Equipe: Mostrare – INRIA Lille Nord Europe -  http://mostrare.lille.inria.fr/


Contacts: Angela Bonifati, Anne-Cecile Caron, Sophie Tison


Keywords: RDF databases, Semantic Web, Dynamic Programming, Algorithms


EFFICIENT IN-MEMORY EVALUATION OF GRAPH-BASED QUERIES 

The advent of new data formats in the Web 2.0, the so called Semantic Web, is changing the way people formulate their queries. In particular, whereas tree data formats, such as XML have been fully understood and the efficient evaluation of queries for such formats is indeed a reality, this is not the case for the RDF[3] format. An RDF triple is composed of <subject, predicate, object> and can be encoded as a connected component of a graph, in which the subject and the object are graph nodes and the predicate is an oriented edge. The RDF graph needs to be inspected to answer queries in a RDF-based language, that is SparQL. Answering SPARQL queries can be thought as finding subgraphs in the RDF data that match a given graph pattern. The following example allows to find the names of strikers for FC Barcelona.

SELECT ?name 

WHERE { ?player type footballer  .

               ?player name  ?name     . 
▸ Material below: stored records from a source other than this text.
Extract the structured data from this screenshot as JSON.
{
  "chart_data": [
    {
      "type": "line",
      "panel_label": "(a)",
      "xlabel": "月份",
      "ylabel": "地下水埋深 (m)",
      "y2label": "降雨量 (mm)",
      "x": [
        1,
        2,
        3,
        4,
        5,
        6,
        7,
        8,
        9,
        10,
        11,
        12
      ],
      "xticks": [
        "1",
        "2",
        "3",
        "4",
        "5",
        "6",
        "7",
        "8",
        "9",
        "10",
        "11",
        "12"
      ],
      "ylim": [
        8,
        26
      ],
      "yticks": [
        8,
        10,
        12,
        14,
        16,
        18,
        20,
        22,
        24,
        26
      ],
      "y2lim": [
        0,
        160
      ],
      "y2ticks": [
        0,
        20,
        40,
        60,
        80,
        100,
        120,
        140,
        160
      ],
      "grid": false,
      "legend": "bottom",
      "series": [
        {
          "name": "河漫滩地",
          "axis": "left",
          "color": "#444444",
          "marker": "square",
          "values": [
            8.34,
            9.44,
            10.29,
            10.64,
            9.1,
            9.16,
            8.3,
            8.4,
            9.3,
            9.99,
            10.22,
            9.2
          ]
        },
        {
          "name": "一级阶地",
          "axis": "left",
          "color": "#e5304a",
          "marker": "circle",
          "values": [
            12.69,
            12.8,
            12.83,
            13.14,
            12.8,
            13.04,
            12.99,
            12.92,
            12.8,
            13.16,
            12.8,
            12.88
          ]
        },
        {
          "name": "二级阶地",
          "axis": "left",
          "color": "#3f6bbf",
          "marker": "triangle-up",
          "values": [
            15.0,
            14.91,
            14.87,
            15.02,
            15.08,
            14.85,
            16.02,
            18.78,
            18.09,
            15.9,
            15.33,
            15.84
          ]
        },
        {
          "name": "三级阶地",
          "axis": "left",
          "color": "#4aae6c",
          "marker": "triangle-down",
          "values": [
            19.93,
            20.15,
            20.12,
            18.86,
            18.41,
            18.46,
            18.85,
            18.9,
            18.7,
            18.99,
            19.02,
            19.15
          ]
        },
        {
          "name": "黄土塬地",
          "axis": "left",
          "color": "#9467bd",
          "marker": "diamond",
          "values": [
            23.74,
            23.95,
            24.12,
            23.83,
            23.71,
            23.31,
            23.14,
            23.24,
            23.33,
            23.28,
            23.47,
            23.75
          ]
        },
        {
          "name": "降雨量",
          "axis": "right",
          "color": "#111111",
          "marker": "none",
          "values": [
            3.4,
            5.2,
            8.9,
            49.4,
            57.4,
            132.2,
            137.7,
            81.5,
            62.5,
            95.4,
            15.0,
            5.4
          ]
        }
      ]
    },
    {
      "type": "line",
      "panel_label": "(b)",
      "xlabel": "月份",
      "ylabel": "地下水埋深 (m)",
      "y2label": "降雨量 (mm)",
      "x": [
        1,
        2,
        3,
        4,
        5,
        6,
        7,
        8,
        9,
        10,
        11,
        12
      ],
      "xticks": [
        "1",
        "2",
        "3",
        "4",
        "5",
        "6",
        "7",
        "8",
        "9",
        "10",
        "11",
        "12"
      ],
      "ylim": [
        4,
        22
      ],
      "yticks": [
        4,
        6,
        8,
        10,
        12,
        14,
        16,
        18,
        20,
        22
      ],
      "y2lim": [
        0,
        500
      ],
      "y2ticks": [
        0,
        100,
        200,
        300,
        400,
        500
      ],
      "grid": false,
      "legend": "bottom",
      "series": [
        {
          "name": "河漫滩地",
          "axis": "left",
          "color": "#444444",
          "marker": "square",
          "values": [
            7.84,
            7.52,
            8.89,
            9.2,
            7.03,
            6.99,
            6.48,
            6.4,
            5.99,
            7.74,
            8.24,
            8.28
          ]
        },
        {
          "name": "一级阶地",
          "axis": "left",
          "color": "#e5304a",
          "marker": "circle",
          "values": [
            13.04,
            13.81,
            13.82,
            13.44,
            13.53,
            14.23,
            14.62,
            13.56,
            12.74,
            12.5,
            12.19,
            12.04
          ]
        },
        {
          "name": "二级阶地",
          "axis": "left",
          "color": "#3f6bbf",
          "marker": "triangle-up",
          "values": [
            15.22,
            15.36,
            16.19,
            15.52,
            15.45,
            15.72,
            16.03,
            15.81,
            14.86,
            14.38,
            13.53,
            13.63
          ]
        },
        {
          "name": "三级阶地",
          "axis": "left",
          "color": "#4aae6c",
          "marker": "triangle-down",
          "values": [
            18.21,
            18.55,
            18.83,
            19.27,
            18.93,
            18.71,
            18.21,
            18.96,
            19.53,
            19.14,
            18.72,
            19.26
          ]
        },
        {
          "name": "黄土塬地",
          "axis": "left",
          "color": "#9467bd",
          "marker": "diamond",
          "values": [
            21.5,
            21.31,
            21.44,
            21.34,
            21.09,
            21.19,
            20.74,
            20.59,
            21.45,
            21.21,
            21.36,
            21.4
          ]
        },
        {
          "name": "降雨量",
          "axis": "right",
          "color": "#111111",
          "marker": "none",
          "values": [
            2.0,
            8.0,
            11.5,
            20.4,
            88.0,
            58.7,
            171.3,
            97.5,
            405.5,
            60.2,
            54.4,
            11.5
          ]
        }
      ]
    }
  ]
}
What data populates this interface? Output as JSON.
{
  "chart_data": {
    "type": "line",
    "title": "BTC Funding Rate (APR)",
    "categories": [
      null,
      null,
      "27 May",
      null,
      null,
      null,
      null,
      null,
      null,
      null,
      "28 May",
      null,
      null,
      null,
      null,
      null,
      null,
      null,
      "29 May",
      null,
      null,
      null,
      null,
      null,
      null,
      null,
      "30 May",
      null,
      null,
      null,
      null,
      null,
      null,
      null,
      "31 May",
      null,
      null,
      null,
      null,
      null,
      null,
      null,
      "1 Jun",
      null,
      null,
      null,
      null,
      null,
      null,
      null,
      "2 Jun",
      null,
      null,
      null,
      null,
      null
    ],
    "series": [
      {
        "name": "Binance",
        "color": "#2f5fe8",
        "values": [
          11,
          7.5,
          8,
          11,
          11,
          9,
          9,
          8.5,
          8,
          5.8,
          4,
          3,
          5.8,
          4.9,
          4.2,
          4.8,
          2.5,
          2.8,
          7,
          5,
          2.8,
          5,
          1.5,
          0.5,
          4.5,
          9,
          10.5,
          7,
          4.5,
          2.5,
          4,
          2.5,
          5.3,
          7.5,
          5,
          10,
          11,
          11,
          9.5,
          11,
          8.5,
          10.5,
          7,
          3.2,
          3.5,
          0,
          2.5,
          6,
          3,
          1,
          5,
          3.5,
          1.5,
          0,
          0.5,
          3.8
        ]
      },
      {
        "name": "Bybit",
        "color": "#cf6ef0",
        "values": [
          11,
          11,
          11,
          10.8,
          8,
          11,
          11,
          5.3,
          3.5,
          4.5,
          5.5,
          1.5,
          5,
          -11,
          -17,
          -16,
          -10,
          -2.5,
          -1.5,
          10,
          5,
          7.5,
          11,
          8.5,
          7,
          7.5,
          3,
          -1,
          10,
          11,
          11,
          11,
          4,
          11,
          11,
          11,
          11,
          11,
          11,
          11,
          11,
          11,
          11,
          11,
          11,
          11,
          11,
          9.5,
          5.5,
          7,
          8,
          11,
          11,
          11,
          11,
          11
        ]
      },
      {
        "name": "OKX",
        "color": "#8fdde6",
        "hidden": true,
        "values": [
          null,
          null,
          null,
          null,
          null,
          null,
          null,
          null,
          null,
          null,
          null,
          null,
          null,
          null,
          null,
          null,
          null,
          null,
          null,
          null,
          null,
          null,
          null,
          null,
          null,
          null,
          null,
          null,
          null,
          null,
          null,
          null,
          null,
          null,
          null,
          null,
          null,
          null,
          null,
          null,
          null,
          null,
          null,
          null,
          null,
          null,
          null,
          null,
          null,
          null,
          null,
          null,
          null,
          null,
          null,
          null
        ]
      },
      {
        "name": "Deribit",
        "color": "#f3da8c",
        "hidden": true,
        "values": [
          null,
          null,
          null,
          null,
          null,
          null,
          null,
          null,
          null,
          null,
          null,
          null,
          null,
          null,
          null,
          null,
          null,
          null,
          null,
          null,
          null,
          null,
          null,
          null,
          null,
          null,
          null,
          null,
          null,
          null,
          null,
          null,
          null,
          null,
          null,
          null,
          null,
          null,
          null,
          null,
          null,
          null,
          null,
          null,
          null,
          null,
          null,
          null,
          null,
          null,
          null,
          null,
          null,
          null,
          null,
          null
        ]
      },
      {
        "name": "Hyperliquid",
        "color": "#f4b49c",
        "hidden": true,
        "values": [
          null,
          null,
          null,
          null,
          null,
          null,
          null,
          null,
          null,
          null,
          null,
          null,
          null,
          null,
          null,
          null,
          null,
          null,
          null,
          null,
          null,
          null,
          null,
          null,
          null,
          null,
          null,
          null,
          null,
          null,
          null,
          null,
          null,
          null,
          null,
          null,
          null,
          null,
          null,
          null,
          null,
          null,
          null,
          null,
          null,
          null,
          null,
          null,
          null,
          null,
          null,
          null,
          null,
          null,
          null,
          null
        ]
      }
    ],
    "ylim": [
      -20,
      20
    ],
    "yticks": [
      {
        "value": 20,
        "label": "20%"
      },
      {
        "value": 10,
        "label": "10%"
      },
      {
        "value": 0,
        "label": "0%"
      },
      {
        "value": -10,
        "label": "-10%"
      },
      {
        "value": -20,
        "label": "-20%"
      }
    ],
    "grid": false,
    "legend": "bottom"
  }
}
               ?player position striker   . 

               ?player playsFor FC_Barcelona . }


Single-node processing of SparQL queries has brought to the development of efficient systems for the management of RDF data, such as Jena[4], Sesame, 3store, and RDF-3X [2]. However, all such systems rely on an efficient storage for RDF triples and exploit streamlined architectures to avoid in-memory evaluation of queries. Indeed, the latter may turn to be inefficient and may not be suitable for the efficient management of RDF data. 

On the other hand, efficient in-memory evaluation of tree-structured queries, such as XML queries, has been thoroughly studied in the past [1]. The proposed algorithms improve the basic algorithm that uses dynamic programming for XPath evaluation, and show two important optimizations, bottom-up and top-down, respectively.  Such optimizations have also be proved to be memory-efficient.

The goal of this Master thesis is doublefold: (1) designing an algorithm based on dynamic programming for the in-memory evaluation of RDF graphs; (2) studying possible optimizations, inspired by previous work on XPath optimizations. An implementation of the above algorithms is also foreseen. 

Remark: We foresee a follow-up as a PhD thesis on the same subject.

Bibliography

[1] Georg Gottlob, Christoph Koch, Reinhard Pichler: Efficient Algorithms for Processing XPath Queries. VLDB 2002: 95-106

[2]  Thomas Neumann Gerhard Weikum: RDF-3X: a RISC-style engine for RDF. PVLDB I(1): 647-659 (2008)

[3]   http://www.w3.org/RDF/

[4]   http://jena.sourceforge.net/